MacOS X developers should be aware the version of distccd included with Apple's SDK is hard coded to only work with Apple's GCC compiler and nothing else. This behaviour is easily corrected by installing a more generic distccd. I used the distccd from Darwin Ports.
It is time to do some distributed compiling. If you followed the advice in my GNU make article, you now have a nice non-recusive makefile with a single place where the compiler is invoked. Instead of invoking the compiler you stick the distcc command in front of the gcc compiler call. For example,
CC := gcc
changes to
CC := distcc gcc

Fire up GNU make with the parallel make option and away you go like so,
make --jobs=3

This will start up to three distcc clients simultaneously and distribute the compile based on your hosts file you setup earlier. Voila!

The very next thing you'll want to do is monitor the situation. Thankfully, there is the text based distccmon-text tool and the AmigaOS GUI based distccmon-amiga. Here is a shot of the GUI based monitor tool in action:
Stacks Image 130
Most of the columns should be fairly self explanatory. The Slot column tells you how many jobs are running on a single host. Some hosts may be multi-core or multi-CPU enabled and the distccd daemon is multi-threaded. The Tasks column gives you a running graph of what is going on at each host. The various colours represent various states. The green means compiling time, purple is pre-compiling time, yellow and red are network transfers. Just watch the monitor for a while and you'll figure out what each colour represents soon enough. Gaps are inserted between the various jobs so you can get a rough idea how your cluster is doing at a glance.

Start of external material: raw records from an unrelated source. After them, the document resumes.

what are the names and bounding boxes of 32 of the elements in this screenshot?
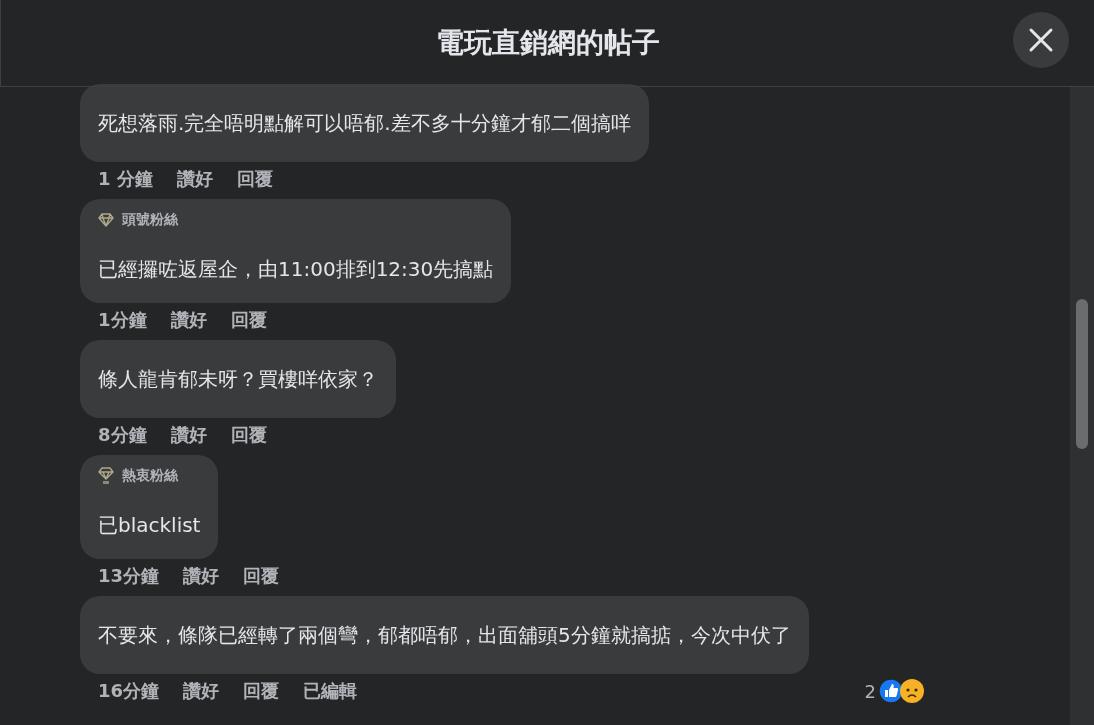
close-icon [1028, 27, 1054, 53]
like-link[interactable]: 讚好 [183, 679, 220, 703]
comment-text: 條人龍肯郁未呀？買樓咩依家？ [98, 366, 378, 393]
comment-time[interactable]: 1分鐘 [98, 308, 147, 332]
window-title: 電玩直銷網的帖子 [435, 25, 660, 61]
fan-badge-label: 熱衷粉絲 [122, 467, 178, 485]
comment-time[interactable]: 8分鐘 [98, 423, 147, 447]
reply-link[interactable]: 回覆 [230, 423, 267, 447]
reply-link[interactable]: 回覆 [243, 564, 280, 588]
like-link[interactable]: 讚好 [170, 423, 207, 447]
comment-text: 已經攞咗返屋企，由11:00排到12:30先搞點 [98, 256, 494, 283]
comment-text: 不要來，條隊已經轉了兩個彎，郁都唔郁，出面舖頭5分鐘就搞掂，今次中伏了 [98, 622, 791, 649]
reaction-count: 2 [864, 680, 876, 702]
comment-text: 死想落雨.完全唔明點解可以唔郁.差不多十分鐘才郁二個搞咩 [98, 110, 631, 137]
edited-label[interactable]: 已編輯 [303, 679, 358, 703]
reply-link[interactable]: 回覆 [243, 679, 280, 703]
reply-link[interactable]: 回覆 [230, 308, 267, 332]
like-link[interactable]: 讚好 [176, 167, 213, 191]
comment-time[interactable]: 16分鐘 [98, 679, 160, 703]
comment-text: 已blacklist [98, 512, 201, 539]
sad-face-icon[interactable] [899, 678, 925, 704]
diamond-icon [98, 213, 114, 227]
comment-time[interactable]: 13分鐘 [98, 564, 160, 588]
like-link[interactable]: 讚好 [183, 564, 220, 588]
gem-icon [98, 467, 114, 485]
thumbs-up-icon[interactable] [878, 678, 904, 704]
comment-time[interactable]: 1 分鐘 [98, 167, 153, 191]
like-link[interactable]: 讚好 [170, 308, 207, 332]
scrollbar[interactable] [1070, 87, 1094, 725]
close-button[interactable] [1013, 12, 1069, 68]
reply-link[interactable]: 回覆 [236, 167, 273, 191]
fan-badge-label: 頭號粉絲 [122, 211, 178, 229]
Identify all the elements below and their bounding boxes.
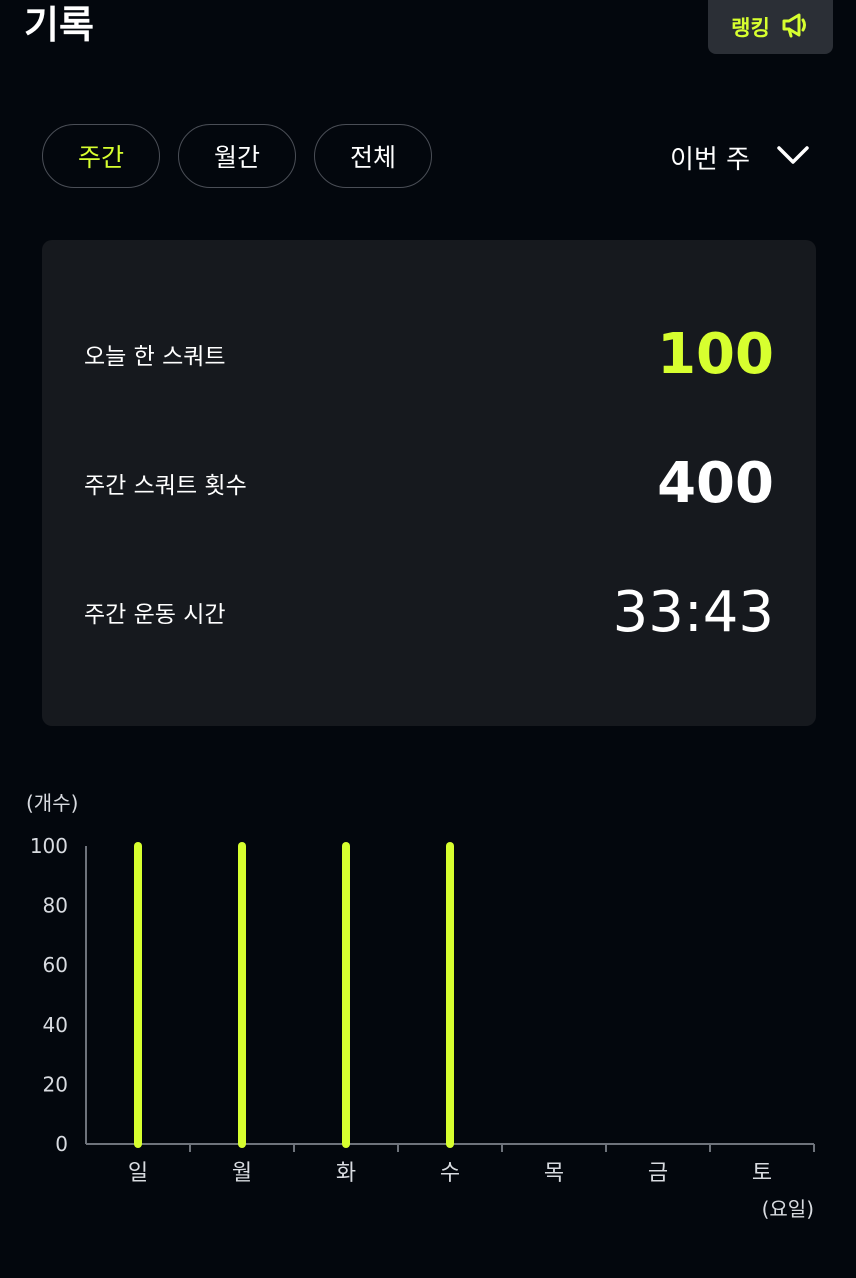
megaphone-icon <box>780 10 810 44</box>
stat-value-today: 100 <box>657 321 774 387</box>
y-tick-label-80: 80 <box>43 894 68 918</box>
ranking-label: 랭킹 <box>731 16 770 40</box>
x-tick-label-0: 일 <box>128 1161 148 1186</box>
y-axis-label: (개수) <box>26 791 78 815</box>
period-select[interactable]: 이번 주 <box>670 130 810 184</box>
y-tick-label-40: 40 <box>43 1013 68 1037</box>
ranking-button[interactable]: 랭킹 <box>708 0 833 54</box>
stat-label-weekly-count: 주간 스쿼트 횟수 <box>84 473 247 499</box>
period-select-label: 이번 주 <box>669 144 750 175</box>
stat-row-weekly-time: 주간 운동 시간 33:43 <box>84 572 774 652</box>
weekly-squat-chart: (개수) 0 20 40 60 80 100 일 월 화 수 목 금 토 (요일) <box>26 791 815 1221</box>
stat-value-weekly-time: 33:43 <box>612 579 774 645</box>
y-tick-label-100: 100 <box>30 834 68 858</box>
chevron-down-icon <box>776 142 810 172</box>
x-tick-label-4: 목 <box>544 1161 564 1186</box>
tab-all[interactable]: 전체 <box>314 124 432 188</box>
y-tick-label-0: 0 <box>55 1132 68 1156</box>
x-tick-label-1: 월 <box>232 1161 252 1186</box>
stat-label-today: 오늘 한 스쿼트 <box>84 344 226 370</box>
stat-label-weekly-time: 주간 운동 시간 <box>84 602 226 628</box>
x-tick-label-2: 화 <box>336 1161 356 1186</box>
x-tick-label-3: 수 <box>440 1161 460 1186</box>
page-title: 기록 <box>24 3 94 47</box>
y-tick-label-20: 20 <box>43 1072 68 1096</box>
stats-card: 오늘 한 스쿼트 100 주간 스쿼트 횟수 400 주간 운동 시간 33:4… <box>42 240 816 726</box>
stat-row-weekly-count: 주간 스쿼트 횟수 400 <box>84 443 774 523</box>
x-tick-label-6: 토 <box>752 1161 772 1186</box>
tab-monthly[interactable]: 월간 <box>178 124 296 188</box>
x-axis-label: (요일) <box>762 1197 814 1221</box>
stat-value-weekly-count: 400 <box>657 450 774 516</box>
tab-weekly[interactable]: 주간 <box>42 124 160 188</box>
x-tick-label-5: 금 <box>648 1161 668 1186</box>
y-tick-label-60: 60 <box>43 953 68 977</box>
stat-row-today: 오늘 한 스쿼트 100 <box>84 314 774 394</box>
period-tabs: 주간 월간 전체 <box>42 124 432 188</box>
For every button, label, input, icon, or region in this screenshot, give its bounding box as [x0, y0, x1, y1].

That should be enough information to get you going with distributed compilation. Remember you don't even have to use distributed compilation to use the distcc and distcc monitor tools so you might find it useful to just use the tools to compile on a single machine and monitor what is going on with the build. Setup a hosts file with just localhost in the file and distcc will do as it is told.

The distcc tools are both simple and powerful at the same time which is probably why they enjoy such great success on all modern platforms. And now AmigaOS can join in on the fun as either a distcc server or client. Happy compiling!